Quarterly Stress Tests

Starting Q2 2026, we're introducing large-scale stress tests that go beyond daily measurements.

What We're Exploring

Concurrency at scale — How do providers perform when spinning up thousands of sandboxes simultaneously?

Example test: Spin up 10,000 sandboxes concurrently, measure time until all are interactive, track failure rates.

Sustained load — Can providers maintain performance over extended periods under continuous demand?

Recovery behavior — How quickly do providers recover from partial failures or rate limiting?

Why This Matters

Daily benchmarks show performance at moderate scale. Stress tests reveal how providers behave when infrastructure is under pressure—which is when reliability matters most.

Methodology details will be published before the first quarterly test runs.


Fairness & Limitations

What This Benchmark Shows

  • Relative performance between providers under consistent conditions
  • Cold-start times for on-demand sandbox creation
  • Provider reliability (success rate over time)
  • Performance under concurrent load (staggered and burst)

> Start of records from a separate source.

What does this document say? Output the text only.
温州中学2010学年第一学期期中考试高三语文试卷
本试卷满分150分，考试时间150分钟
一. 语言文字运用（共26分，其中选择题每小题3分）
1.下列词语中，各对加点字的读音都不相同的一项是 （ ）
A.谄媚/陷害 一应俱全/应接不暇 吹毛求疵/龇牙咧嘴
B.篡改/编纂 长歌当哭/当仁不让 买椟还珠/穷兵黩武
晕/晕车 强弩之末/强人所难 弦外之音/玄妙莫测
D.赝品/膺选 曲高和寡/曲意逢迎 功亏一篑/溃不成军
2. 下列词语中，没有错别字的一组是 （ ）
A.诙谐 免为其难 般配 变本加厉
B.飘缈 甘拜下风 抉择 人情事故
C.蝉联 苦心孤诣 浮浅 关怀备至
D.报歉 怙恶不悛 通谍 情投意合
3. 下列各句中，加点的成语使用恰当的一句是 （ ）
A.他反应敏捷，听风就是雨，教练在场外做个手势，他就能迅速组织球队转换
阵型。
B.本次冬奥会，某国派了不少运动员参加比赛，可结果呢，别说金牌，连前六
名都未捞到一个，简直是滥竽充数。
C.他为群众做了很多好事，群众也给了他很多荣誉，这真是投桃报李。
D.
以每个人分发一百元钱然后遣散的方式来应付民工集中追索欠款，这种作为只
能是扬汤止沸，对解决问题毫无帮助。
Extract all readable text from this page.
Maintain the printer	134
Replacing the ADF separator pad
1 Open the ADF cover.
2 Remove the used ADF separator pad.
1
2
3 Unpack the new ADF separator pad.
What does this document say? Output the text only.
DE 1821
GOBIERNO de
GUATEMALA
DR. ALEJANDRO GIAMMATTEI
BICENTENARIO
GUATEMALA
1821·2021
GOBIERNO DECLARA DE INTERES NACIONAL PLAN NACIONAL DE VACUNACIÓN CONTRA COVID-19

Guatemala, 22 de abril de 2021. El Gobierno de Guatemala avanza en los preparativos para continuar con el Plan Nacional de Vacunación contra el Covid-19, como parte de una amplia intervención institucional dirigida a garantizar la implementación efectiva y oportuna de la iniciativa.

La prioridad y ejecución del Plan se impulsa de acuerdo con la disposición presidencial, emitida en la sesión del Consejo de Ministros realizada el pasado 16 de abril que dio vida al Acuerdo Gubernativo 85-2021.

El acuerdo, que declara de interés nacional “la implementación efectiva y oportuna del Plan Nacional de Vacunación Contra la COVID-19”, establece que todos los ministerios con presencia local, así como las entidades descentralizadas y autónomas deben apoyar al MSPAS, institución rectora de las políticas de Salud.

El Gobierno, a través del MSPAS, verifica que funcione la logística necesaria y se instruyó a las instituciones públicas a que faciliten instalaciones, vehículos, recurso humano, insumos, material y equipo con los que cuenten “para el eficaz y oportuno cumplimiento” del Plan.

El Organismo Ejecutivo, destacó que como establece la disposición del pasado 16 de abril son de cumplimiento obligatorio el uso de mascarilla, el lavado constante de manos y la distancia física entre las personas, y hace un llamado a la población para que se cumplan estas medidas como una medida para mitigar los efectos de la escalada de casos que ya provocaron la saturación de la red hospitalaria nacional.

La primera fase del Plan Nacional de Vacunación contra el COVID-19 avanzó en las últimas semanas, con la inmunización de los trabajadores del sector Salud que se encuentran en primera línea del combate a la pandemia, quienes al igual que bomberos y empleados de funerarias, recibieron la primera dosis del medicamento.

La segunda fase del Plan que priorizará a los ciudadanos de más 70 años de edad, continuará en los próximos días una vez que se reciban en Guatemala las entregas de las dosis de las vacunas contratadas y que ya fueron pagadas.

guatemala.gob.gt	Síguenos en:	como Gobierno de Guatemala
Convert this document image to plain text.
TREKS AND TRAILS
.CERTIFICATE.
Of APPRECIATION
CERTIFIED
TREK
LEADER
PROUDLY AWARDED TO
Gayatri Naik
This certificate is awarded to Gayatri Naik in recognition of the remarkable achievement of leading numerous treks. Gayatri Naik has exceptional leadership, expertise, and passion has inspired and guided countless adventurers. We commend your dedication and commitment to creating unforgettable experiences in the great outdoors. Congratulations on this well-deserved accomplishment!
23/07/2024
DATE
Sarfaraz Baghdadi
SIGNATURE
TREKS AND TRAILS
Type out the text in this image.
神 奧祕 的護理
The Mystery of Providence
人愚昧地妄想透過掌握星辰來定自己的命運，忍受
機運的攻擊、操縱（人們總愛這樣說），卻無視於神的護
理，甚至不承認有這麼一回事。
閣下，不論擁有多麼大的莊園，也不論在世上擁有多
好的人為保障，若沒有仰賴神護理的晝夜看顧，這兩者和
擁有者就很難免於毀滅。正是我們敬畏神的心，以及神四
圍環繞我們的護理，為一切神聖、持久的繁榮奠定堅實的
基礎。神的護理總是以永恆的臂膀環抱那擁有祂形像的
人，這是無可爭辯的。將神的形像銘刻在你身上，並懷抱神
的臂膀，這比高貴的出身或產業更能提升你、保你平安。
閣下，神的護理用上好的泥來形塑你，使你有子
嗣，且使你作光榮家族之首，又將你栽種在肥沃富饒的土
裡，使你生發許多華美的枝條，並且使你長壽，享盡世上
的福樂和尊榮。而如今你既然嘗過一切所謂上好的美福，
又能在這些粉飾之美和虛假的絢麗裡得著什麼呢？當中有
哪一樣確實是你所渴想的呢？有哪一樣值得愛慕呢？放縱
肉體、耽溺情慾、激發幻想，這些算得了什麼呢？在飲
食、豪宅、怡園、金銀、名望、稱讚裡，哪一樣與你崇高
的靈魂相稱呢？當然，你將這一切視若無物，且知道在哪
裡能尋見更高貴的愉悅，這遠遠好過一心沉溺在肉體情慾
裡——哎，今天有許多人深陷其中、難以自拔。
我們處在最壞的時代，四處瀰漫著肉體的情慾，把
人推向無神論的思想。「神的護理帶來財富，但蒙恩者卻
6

What This Benchmark Does NOT Show (Yet)

  • Performance with pre-warmed pools or snapshots
  • Geographic variation
  • Cost efficiency
  • Feature differences between providers

Changelog

Date Change
2026-03-04 Added staggered TTI and burst TTI test modes; separated results into per-test subdirectories
2026-03-01 Added composite scoring methodology
2026-02-19 Initial methodology documentation
2026-02-01 Increased default iterations from 3 to 10
2026-01-15 Added Direct Mode benchmarks

Questions & Disputes

Providers or users who have questions about methodology or wish to dispute results should open a GitHub issue.